Era un mundo que no podía conocer el significado del día y de la noche, de las estaciones y los años. Seis soles de color poblaban el cielo, de tal modo que sólo había cambios de luz, nunca oscuridad. A través de los tirones y golpes de los opuestos campos gravitatorios, el planeta seguía los nudos y las curvas de una órbita inconcebiblemente compleja, sin recorrer dos veces el mismo camino. Cada momento era único: la figura que ahora formaban los soles en el cielo no se volvería a repetir por toda la eternidad.

Y aún aquí había vida. Aunque el planeta podía llegar a chamuscarse cuando se encontraba entre los seis soles, y helarse luego en los bordes del sistema, era sin embargo morada de seres inteligentes. Los grandes cristales polifacéticos se agrupaban formando intrincadas figuras geométricas. Inmóviles en las eras de frío, crecían lentamente a lo largo de las vetas minerales cuando volvía el calor. No importaba que completar un pensamiento llevase un millón de años. El universo era todavía joven, y disponían de un tiempo infinito…
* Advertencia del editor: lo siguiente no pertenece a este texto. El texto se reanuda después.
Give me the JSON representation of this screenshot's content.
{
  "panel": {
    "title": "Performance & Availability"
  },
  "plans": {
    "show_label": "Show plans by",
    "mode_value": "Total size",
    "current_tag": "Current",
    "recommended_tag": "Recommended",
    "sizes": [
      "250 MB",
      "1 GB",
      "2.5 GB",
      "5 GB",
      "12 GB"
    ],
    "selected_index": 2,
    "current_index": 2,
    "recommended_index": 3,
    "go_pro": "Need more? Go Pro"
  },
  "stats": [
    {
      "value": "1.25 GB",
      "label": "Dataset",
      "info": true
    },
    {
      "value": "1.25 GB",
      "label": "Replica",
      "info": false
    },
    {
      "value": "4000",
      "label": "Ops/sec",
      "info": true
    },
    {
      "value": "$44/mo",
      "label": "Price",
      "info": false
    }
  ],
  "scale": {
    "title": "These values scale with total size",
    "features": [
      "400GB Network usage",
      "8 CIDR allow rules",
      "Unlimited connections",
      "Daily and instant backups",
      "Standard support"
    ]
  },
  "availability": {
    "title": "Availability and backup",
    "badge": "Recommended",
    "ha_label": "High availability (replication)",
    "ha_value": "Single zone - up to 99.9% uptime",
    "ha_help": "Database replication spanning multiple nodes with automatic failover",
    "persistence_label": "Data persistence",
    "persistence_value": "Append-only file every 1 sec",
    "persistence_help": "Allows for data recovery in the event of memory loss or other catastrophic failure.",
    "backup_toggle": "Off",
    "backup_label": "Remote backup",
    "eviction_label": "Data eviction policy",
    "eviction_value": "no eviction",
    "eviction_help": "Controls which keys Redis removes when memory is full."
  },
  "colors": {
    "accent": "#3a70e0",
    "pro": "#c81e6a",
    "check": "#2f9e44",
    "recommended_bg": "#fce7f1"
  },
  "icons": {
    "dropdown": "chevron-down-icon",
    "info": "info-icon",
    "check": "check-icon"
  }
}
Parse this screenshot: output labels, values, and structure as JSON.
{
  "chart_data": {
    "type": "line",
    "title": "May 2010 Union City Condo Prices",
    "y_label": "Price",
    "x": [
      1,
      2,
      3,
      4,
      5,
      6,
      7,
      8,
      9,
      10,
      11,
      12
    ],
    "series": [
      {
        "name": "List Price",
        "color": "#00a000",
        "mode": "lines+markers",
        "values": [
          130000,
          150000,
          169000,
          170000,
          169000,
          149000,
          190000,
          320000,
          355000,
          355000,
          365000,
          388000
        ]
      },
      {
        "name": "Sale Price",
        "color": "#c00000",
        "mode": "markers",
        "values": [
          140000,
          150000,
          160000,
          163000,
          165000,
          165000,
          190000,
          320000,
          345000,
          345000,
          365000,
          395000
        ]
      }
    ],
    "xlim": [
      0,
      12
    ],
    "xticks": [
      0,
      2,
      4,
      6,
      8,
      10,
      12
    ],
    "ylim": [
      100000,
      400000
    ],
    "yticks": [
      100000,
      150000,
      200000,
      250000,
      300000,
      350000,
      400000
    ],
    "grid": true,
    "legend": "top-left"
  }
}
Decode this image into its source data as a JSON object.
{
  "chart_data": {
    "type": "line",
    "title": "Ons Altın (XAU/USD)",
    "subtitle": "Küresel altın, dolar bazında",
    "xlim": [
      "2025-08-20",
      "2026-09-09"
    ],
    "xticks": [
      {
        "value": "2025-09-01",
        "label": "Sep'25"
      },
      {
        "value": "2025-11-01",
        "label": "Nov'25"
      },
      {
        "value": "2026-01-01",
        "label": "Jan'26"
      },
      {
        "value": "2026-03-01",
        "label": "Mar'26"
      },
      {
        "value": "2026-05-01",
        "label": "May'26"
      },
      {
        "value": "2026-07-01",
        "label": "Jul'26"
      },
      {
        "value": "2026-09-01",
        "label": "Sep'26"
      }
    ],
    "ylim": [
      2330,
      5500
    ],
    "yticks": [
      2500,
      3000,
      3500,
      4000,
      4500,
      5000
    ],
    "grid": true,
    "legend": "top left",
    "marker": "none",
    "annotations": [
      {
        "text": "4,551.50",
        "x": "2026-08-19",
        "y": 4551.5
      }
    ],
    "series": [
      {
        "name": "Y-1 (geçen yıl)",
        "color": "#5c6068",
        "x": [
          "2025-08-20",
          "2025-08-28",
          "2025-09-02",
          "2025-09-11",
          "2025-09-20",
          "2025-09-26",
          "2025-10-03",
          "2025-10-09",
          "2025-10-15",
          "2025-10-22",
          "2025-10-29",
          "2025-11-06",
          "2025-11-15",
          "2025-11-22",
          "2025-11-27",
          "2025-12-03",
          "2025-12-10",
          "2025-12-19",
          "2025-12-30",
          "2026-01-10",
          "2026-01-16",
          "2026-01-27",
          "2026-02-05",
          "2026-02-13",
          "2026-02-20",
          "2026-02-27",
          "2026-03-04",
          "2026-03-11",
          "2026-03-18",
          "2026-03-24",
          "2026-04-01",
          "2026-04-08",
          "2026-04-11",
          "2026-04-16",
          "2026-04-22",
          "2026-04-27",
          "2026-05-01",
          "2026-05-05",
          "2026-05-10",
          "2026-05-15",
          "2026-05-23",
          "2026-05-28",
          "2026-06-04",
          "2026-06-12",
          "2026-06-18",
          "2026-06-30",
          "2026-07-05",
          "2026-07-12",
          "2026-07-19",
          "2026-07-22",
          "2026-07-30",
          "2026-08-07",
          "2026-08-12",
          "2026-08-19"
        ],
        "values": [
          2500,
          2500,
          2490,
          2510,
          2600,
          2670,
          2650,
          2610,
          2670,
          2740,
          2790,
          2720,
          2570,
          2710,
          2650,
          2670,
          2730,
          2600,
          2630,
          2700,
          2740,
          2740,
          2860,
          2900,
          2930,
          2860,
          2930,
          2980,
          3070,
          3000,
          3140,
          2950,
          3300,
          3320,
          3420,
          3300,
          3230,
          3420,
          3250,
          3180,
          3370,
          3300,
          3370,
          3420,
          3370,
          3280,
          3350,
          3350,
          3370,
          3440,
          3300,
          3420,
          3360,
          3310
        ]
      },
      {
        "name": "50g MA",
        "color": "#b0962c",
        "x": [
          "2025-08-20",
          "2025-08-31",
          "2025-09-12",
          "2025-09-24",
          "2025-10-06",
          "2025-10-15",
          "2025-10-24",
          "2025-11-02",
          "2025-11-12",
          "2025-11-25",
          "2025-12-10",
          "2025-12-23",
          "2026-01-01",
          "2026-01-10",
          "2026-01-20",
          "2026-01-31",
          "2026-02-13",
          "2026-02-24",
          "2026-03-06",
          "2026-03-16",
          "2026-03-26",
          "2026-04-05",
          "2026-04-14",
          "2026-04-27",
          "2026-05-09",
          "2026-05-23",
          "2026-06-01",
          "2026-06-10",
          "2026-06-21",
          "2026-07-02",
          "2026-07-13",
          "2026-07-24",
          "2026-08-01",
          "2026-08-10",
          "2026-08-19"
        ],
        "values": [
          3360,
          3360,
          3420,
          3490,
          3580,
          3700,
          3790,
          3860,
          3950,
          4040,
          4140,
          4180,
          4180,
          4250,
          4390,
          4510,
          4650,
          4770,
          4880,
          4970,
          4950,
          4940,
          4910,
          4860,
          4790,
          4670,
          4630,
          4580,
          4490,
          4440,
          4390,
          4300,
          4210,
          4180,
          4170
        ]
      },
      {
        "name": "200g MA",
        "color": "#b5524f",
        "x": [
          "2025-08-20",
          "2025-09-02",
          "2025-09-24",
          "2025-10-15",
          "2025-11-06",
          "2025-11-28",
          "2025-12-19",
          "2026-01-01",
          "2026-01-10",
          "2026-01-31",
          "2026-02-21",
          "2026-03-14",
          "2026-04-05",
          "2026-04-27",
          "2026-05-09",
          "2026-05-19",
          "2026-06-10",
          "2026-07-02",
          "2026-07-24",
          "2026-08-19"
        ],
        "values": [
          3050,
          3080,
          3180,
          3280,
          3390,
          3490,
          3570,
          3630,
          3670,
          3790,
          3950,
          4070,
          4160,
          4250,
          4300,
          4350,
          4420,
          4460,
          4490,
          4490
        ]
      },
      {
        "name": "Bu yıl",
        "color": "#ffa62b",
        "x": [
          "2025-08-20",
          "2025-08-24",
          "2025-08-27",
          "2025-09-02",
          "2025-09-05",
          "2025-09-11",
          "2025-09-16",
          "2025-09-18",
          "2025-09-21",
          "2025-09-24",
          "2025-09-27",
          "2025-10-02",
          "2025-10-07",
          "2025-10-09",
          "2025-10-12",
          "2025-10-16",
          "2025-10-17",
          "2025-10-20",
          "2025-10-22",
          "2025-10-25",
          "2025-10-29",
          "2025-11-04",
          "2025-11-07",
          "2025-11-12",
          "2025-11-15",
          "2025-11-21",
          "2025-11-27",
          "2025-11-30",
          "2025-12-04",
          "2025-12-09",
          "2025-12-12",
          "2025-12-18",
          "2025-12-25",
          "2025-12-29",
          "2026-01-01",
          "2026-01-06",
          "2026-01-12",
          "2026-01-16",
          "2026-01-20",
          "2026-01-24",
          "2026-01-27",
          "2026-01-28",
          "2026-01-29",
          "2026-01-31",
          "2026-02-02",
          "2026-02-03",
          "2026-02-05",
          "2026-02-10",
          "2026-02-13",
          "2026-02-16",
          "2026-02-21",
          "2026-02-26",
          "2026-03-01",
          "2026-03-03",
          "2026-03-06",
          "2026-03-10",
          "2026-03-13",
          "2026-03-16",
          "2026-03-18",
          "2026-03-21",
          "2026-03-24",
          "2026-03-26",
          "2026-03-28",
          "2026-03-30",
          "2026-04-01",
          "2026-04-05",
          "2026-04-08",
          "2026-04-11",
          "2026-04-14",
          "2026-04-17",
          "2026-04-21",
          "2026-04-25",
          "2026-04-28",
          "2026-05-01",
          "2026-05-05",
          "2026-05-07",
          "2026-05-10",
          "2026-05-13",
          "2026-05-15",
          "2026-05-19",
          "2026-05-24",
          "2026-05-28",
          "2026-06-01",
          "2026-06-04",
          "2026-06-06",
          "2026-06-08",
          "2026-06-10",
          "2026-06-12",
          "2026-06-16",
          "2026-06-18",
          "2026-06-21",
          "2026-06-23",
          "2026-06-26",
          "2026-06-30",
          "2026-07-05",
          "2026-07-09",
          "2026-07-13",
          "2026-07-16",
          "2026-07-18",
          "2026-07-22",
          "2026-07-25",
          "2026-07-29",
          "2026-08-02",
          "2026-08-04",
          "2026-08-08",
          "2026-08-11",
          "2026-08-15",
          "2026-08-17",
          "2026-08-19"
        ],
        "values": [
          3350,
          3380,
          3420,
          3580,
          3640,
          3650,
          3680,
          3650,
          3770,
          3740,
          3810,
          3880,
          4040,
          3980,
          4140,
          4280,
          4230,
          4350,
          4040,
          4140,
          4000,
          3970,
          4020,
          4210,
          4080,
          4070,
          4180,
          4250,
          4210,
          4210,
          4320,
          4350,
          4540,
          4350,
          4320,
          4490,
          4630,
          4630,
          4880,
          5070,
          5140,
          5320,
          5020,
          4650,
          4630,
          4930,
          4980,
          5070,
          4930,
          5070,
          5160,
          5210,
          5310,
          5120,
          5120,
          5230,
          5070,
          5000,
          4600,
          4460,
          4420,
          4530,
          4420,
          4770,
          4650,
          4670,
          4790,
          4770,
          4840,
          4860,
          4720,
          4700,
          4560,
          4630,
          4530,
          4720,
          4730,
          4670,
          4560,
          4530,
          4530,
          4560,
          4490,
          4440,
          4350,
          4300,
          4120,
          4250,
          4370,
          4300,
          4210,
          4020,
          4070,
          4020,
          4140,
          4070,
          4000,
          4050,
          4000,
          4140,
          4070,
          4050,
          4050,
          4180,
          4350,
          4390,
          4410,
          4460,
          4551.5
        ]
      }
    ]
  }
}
(- He revisado todos nuestros registros — dijo Rashaverak —. Nada sabemos de ese mundo, ni de esa combinación de soles. Si existiese en el interior de nuestro universo los astrónomos habrían advertido su presencia, aunque estuviese fuera del alcance de las naves.

— Entonces ha dejado la galaxia.

— Sí. Seguramente ya no falta mucho.

— ¿Quién sabe? Sueña nada más. Cuando despierta, es todavía el mismo. Está en la primera fase. Pronto sabremos cuándo comenzará el cambio.)

— Nos hemos encontrado antes, señor Greggson — dijo el superseñor gravemente —. Mi nombre es Rashaverak. Sin duda usted me recuerda.

— Sí — dijo George —. Aquella fiesta en casa de Rupert Boyce. No podría olvidarla. Y siempre pensé que volveríamos a encontrarnos.

— Dígame, ¿por qué me pidió esta entrevista?

— Creí que usted ya lo sabría.

— Quizá. Pero será mejor que me lo diga usted. Se sorprenderá usted bastante, pero yo también estoy tratando de comprender, y en algunos aspectos mi ignorancia es tan grande como la suya.

George miró asombrado al superseñor. Jamás se le había ocurrido un pensamiento semejante. Había creído, subconscientemente, que los superseñores poseían todos los conocimientos, y todo el poder… que entendían lo que le pasaba a su hijo y eran los únicos responsables.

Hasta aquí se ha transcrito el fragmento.